Les responsables du JUI-F ont reproché au gouvernement de ne pas avoir assuré la sécurité dans les zones où opèrent les militants.
“L’État n’a pas rempli ses responsabilités. Je pense que l’État a échoué, peu importe qui est au pouvoir”, a déclaré Shams uz Zaman, secrétaire général adjoint de sa branche de Bajaur.
“Pour l’amour de Dieu, prenez note de la situation.”
Alors que le parti de Rehman ne rassemble jamais plus d’une douzaine de sièges au parlement, ils peuvent être cruciaux dans n’importe quelle coalition et sa capacité à mobiliser des dizaines de milliers d’élèves des écoles religieuses lui permet de frapper au-dessus de son poids.
“Il est important de se demander pourquoi les travailleurs d’un parti politique à tendance religieuse ont pu être soumis à une telle violence bestiale”, a déclaré lundi le journal Dawn dans un éditorial.
“Aussi ultra-conservateur que soit la vision du monde du JUI-F, le parti a choisi de contester le pouvoir et d’opérer dans les paramètres fixés par la Constitution du Pakistan.”

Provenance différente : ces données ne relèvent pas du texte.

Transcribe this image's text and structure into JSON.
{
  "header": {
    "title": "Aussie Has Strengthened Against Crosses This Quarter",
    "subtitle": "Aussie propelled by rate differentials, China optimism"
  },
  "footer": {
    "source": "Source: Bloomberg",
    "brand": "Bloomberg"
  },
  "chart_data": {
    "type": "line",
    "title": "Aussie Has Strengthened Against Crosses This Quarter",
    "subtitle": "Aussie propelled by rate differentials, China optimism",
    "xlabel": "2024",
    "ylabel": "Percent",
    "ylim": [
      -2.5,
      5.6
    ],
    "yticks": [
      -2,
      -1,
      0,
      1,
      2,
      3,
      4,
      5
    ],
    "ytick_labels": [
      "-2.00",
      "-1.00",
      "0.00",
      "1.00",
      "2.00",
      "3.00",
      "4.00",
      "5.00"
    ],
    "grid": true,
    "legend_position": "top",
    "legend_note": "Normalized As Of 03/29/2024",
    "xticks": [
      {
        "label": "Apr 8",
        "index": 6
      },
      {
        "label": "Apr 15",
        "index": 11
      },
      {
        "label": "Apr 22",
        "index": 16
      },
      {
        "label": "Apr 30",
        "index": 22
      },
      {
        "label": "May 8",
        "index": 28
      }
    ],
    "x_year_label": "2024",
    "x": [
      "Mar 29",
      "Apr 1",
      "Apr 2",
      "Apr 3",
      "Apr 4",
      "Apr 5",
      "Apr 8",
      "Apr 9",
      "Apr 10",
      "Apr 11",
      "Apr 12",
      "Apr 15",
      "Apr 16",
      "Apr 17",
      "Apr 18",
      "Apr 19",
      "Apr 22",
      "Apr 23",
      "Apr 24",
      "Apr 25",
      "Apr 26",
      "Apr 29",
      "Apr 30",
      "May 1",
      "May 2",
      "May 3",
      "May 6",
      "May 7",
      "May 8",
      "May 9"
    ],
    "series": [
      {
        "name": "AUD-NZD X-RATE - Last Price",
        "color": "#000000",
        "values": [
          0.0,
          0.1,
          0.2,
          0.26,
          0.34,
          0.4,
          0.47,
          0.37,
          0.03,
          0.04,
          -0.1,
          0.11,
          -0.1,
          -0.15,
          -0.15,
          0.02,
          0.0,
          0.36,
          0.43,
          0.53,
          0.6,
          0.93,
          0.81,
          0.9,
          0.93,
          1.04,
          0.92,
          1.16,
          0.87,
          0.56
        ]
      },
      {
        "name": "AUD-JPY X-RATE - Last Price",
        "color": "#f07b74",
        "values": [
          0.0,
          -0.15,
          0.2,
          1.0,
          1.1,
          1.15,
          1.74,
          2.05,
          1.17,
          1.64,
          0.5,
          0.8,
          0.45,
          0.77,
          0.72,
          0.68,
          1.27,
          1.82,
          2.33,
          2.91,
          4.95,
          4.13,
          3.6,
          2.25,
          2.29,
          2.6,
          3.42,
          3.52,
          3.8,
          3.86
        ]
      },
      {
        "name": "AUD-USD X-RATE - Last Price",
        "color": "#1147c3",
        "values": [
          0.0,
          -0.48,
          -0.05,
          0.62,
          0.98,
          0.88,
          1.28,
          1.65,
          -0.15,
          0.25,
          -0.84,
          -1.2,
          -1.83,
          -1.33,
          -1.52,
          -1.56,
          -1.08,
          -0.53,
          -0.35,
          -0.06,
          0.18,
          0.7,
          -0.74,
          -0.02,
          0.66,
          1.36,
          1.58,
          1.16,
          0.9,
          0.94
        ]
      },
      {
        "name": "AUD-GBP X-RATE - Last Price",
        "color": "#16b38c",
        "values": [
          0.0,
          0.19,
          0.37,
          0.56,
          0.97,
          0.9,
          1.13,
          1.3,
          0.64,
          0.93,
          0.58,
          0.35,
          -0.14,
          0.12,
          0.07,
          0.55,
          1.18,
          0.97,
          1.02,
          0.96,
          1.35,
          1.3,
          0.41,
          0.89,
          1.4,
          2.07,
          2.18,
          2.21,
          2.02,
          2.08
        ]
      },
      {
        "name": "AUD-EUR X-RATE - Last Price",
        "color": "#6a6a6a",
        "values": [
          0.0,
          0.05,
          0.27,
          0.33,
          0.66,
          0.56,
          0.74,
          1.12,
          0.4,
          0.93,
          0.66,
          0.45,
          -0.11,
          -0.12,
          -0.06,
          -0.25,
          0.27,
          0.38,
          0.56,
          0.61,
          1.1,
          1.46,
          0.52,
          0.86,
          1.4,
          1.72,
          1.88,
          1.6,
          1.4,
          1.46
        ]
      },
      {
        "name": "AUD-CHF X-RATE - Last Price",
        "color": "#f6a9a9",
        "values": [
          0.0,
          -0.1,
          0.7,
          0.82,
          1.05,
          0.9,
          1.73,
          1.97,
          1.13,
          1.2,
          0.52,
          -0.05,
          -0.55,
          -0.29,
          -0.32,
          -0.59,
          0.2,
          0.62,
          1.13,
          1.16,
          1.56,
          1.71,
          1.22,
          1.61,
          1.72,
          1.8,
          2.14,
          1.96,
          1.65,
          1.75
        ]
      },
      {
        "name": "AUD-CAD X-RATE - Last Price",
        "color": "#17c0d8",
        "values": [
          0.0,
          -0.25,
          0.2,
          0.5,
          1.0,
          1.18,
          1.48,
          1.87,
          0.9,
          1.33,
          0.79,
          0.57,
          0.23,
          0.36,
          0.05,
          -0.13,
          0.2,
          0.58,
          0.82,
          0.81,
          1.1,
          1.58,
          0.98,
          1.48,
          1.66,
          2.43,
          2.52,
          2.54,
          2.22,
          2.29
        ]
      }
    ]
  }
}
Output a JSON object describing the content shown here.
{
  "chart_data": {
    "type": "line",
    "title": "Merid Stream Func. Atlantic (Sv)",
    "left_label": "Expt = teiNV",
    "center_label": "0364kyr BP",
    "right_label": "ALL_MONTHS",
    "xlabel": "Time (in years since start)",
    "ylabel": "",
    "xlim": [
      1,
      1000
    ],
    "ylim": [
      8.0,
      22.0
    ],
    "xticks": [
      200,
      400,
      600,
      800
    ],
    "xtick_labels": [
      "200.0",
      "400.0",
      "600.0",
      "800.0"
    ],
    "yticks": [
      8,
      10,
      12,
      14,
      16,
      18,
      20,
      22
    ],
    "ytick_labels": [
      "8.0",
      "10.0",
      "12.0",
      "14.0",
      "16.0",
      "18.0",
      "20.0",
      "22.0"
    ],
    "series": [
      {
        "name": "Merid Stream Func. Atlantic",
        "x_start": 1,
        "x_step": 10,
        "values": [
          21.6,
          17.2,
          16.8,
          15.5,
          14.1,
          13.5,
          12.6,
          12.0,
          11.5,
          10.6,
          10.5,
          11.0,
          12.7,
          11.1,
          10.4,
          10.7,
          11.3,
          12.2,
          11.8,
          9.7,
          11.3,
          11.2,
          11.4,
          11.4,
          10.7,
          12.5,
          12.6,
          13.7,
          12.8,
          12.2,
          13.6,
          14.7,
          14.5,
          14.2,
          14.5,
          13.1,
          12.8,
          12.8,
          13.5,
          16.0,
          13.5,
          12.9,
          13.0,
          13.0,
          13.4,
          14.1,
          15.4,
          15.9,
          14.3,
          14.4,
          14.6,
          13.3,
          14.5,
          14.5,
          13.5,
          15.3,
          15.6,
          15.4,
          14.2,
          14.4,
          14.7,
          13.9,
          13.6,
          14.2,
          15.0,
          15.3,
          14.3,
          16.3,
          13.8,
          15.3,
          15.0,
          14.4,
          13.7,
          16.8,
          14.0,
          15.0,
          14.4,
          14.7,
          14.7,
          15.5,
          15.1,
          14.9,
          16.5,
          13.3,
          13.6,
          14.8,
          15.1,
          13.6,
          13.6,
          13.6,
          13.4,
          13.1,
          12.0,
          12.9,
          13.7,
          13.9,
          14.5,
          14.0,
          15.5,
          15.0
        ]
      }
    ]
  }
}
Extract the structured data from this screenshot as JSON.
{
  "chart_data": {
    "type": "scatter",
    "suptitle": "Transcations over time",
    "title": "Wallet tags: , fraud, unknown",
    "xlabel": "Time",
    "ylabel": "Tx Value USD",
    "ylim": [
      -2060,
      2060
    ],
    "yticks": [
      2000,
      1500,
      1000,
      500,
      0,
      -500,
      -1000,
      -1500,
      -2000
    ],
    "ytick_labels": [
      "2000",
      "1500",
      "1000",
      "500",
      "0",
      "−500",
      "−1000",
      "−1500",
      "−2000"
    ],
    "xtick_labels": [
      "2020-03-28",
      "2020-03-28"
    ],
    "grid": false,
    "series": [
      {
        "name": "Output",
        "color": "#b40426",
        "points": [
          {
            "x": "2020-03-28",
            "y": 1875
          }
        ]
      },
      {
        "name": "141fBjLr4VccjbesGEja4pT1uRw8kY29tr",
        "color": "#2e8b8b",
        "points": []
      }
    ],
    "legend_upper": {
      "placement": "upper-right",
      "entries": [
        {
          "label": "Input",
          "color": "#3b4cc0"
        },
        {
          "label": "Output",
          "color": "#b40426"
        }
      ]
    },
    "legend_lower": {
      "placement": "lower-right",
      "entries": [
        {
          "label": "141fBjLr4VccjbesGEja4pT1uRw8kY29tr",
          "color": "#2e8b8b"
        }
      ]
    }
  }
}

Une porte-parole du chef de la politique étrangère de l’UE, Joseph Borrell, a déclaré que l’explosion était “une tentative d’affaiblir la démocratie”.
Augmentation des attaques
Le Pakistan a connu une forte augmentation des attaques de militants depuis le retour au pouvoir des talibans afghans en Afghanistan voisin en 2021.
En janvier, un kamikaze lié aux talibans pakistanais s’est fait exploser dans une mosquée à l’intérieur d’un complexe de police dans la ville de Peshawar, dans le nord-ouest du pays, tuant plus de 80 officiers.
Les assauts des militants ont été concentrés dans les régions jouxtant l‘Afghanistan, et Islamabad allègue que certains sont planifiés sur le sol afghan – une accusation que Kaboul nie.
Les analystes disent que les militants des anciennes zones tribales se sont enhardis depuis le retour des talibans afghans.
L’explosion coïncide avec la visite dans le pays d’une délégation de hauts responsables chinois, dont le vice-Premier ministre He Lifeng, arrivé dans la capitale dimanche soir.